Brayne C, Harrington C R, Wischik C M, Huppert F A, Chi L Y, Xuereb J H, O'Connor D W, Paykel E S
Department of Community Medicine, University of Cambridge, UK.
Dementia. 1996 May-Jun;7(3):169-74. doi: 10.1159/000106873.
An increased apolipoprotein E (ApoE) type epsilon 4 allele frequency is associated with both sporadic and familial late-onset Alzheimer's disease (AD). The age of onset of disease in patients homozygous for the epsilon 4 allele appears to be decreased by approximately 15 years compared with E2/3 individuals. In order to assess the influence of this allele on both dementia and cognitive decline in the elderly we have determined the ApoE genotype of 150 individuals over the age of 75 years who have taken part in a longitudinal study. Homozygosity for the epsilon 4 allele was rare. Of the 2 homozygotes, 1 was severely demented but the other did not receive a clinical diagnosis of dementia. The latter individual did demonstrate marked cognitive decline over a 28-month period. There was a consistent association between the presence of an epsilon 4 allele and both the clinical diagnosis of dementia and cognitive decline. These findings confirm a genetic heterogeneity in late-onset sporadic AD and prompt caution in the use of ApoE genotype to predict an elderly individual's susceptibility to either dementia or cognitive decline.
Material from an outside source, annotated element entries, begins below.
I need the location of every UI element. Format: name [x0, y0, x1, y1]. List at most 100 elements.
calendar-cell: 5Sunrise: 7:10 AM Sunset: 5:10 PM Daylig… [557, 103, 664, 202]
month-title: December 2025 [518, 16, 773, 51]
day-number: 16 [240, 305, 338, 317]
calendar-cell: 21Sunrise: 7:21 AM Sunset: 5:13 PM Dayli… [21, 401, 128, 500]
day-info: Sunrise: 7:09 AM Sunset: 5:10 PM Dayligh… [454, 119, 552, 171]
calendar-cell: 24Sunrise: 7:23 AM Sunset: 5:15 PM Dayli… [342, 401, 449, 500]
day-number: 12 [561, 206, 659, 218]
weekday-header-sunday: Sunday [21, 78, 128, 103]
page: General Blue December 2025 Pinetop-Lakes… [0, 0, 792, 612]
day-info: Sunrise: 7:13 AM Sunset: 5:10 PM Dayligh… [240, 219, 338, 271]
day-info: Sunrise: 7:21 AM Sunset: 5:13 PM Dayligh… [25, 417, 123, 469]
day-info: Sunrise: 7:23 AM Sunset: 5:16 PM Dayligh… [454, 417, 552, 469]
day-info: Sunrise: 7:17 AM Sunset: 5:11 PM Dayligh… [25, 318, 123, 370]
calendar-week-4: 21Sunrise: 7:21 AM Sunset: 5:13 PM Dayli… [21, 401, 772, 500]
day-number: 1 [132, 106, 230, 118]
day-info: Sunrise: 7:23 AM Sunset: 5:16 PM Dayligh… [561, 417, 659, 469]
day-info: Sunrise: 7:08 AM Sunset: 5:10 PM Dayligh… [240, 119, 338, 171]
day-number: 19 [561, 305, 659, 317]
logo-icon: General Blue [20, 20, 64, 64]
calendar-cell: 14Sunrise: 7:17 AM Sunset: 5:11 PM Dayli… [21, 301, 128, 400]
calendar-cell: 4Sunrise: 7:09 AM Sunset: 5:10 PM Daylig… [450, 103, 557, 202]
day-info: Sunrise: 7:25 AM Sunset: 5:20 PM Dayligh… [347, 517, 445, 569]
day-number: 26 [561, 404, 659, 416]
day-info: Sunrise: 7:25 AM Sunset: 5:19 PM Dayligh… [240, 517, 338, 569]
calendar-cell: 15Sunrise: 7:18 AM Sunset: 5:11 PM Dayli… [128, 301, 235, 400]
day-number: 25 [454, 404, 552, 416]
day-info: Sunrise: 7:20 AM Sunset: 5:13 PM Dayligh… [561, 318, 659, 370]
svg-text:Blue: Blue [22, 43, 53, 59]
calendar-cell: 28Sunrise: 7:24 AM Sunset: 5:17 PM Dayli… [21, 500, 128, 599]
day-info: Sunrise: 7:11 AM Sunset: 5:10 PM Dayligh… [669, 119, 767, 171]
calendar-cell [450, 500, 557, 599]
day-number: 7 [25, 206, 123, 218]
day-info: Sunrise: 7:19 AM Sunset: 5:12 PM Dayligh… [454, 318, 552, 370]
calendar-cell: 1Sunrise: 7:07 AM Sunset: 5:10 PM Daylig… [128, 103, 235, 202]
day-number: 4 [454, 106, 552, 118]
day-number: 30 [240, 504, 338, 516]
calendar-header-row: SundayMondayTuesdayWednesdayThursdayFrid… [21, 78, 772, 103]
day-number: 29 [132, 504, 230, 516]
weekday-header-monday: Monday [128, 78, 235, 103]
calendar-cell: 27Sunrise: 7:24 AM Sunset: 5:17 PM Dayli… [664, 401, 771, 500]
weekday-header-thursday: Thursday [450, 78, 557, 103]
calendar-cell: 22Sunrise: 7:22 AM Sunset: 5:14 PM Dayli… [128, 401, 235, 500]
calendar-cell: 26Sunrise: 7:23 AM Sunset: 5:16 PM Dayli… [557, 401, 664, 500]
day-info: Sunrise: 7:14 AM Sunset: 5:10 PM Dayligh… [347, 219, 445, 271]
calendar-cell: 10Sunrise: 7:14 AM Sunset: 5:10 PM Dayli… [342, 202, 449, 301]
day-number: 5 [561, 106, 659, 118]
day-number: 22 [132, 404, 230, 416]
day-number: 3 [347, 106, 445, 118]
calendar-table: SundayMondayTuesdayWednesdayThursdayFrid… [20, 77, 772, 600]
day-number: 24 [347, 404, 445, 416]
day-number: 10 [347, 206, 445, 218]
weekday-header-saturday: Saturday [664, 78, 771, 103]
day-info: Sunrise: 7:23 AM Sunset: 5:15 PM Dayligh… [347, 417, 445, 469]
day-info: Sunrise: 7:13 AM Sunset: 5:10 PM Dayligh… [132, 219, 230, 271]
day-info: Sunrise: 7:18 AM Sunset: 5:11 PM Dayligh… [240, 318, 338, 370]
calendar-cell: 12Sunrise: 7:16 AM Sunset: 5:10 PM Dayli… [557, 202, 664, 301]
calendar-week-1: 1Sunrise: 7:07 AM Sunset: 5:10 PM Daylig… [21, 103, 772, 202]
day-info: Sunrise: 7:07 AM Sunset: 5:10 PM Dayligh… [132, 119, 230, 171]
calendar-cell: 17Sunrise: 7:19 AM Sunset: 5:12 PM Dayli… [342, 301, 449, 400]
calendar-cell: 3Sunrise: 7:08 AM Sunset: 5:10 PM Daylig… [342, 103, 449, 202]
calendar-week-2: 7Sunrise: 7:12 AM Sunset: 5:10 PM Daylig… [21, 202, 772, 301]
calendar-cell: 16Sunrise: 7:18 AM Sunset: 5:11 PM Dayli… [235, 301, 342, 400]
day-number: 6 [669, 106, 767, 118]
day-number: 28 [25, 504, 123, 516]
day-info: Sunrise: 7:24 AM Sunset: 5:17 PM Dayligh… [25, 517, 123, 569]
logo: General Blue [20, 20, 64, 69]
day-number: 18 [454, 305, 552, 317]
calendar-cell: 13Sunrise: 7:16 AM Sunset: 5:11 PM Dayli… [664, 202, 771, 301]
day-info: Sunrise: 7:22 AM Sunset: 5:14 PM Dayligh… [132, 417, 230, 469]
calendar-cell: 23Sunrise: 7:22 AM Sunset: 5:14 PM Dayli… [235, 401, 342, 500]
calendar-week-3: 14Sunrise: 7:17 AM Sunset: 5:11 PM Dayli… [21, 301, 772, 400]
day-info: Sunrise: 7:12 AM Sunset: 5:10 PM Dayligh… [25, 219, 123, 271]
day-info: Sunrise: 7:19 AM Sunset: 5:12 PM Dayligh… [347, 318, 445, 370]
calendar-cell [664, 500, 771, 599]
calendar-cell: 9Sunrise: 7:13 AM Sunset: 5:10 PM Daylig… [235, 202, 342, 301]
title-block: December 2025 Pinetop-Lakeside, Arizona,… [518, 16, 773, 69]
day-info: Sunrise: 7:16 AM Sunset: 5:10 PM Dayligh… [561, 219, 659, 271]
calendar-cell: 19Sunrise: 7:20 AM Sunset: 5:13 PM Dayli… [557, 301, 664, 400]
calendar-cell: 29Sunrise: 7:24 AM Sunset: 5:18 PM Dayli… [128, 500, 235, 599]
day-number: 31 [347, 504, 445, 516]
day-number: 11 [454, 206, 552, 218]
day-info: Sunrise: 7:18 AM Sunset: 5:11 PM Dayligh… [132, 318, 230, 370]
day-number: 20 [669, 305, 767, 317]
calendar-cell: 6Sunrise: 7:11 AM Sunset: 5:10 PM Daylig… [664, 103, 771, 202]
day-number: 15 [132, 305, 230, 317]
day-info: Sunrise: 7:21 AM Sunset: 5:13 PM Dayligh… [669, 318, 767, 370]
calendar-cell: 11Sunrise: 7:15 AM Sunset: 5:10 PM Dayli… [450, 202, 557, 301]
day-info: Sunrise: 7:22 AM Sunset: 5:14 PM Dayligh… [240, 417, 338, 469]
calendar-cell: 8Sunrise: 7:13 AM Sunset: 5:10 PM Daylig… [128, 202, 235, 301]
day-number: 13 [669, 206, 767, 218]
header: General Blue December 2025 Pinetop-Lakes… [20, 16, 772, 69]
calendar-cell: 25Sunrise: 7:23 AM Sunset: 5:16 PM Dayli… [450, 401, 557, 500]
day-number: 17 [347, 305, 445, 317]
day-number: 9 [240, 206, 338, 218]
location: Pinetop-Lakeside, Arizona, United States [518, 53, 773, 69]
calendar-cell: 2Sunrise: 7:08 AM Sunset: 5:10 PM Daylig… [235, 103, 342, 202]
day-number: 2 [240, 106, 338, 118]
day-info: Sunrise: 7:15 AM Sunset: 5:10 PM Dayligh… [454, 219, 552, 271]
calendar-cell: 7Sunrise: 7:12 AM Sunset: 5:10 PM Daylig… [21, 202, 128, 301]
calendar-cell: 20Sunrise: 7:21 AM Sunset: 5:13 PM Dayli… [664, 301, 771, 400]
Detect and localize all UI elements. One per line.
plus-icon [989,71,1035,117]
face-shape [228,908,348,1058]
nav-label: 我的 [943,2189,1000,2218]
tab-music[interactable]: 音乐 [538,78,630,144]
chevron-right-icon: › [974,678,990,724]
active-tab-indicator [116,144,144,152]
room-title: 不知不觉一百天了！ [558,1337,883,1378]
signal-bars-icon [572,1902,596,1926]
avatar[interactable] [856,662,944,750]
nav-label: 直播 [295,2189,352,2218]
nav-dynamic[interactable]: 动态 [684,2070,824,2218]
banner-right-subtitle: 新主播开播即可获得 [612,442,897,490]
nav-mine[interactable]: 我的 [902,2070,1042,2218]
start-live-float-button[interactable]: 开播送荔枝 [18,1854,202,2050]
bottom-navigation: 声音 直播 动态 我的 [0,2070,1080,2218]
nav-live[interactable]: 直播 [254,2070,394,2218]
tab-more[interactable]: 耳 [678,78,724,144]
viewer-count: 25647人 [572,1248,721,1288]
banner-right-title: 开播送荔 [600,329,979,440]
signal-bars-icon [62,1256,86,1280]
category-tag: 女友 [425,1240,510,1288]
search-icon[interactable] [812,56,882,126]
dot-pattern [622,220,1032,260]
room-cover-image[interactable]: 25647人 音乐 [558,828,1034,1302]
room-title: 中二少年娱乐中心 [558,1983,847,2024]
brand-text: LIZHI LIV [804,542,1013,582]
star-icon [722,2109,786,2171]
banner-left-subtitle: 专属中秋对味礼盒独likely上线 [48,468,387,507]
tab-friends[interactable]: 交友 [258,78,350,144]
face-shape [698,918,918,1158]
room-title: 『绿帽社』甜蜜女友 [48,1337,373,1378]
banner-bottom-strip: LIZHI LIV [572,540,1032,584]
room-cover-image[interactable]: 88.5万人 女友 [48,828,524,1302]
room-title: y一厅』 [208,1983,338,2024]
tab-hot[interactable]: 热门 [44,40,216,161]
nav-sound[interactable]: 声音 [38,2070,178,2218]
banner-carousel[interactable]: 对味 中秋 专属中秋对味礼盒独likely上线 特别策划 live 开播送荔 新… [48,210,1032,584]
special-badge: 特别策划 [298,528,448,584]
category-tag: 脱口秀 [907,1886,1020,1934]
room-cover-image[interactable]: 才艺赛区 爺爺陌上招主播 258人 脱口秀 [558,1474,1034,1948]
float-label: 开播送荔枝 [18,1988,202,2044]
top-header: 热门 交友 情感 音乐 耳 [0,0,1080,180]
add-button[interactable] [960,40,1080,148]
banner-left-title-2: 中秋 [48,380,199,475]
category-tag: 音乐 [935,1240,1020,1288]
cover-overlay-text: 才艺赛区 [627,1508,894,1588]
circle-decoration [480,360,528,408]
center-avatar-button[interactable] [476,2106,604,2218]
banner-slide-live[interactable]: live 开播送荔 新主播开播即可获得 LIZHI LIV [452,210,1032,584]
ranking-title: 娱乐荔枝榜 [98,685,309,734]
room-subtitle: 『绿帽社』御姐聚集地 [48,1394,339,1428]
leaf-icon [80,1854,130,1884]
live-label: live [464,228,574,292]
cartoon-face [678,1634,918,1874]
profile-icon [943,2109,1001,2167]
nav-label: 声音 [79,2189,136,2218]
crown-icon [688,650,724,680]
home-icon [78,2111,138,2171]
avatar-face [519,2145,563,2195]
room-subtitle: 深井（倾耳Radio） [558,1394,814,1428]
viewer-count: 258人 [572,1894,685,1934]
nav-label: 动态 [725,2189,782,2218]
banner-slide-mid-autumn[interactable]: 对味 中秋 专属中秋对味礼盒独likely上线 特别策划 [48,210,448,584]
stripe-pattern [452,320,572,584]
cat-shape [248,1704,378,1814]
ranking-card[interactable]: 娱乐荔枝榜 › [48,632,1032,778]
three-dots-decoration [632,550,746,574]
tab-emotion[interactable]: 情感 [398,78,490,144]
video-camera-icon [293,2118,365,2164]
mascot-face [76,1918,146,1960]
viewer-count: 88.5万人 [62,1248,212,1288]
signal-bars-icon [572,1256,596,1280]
载脂蛋白E(ApoE)ε4等位基因频率增加与散发性和家族性晚发性阿尔茨海默病(AD)均相关。与E2/3个体相比,ε4等位基因纯合子患者的发病年龄似乎提前了约15年。为了评估该等位基因对老年人痴呆和认知衰退的影响,我们确定了参与一项纵向研究的150名75岁以上个体的ApoE基因型。ε4等位基因纯合子很少见。在这2名纯合子中,1名患有严重痴呆,另1名未得到痴呆的临床诊断。后者在28个月期间确实出现了明显的认知衰退。ε4等位基因的存在与痴呆的临床诊断和认知衰退之间存在一致的关联。这些发现证实了晚发性散发性AD中的遗传异质性,并提示在使用ApoE基因型预测老年人患痴呆或认知衰退的易感性时应谨慎。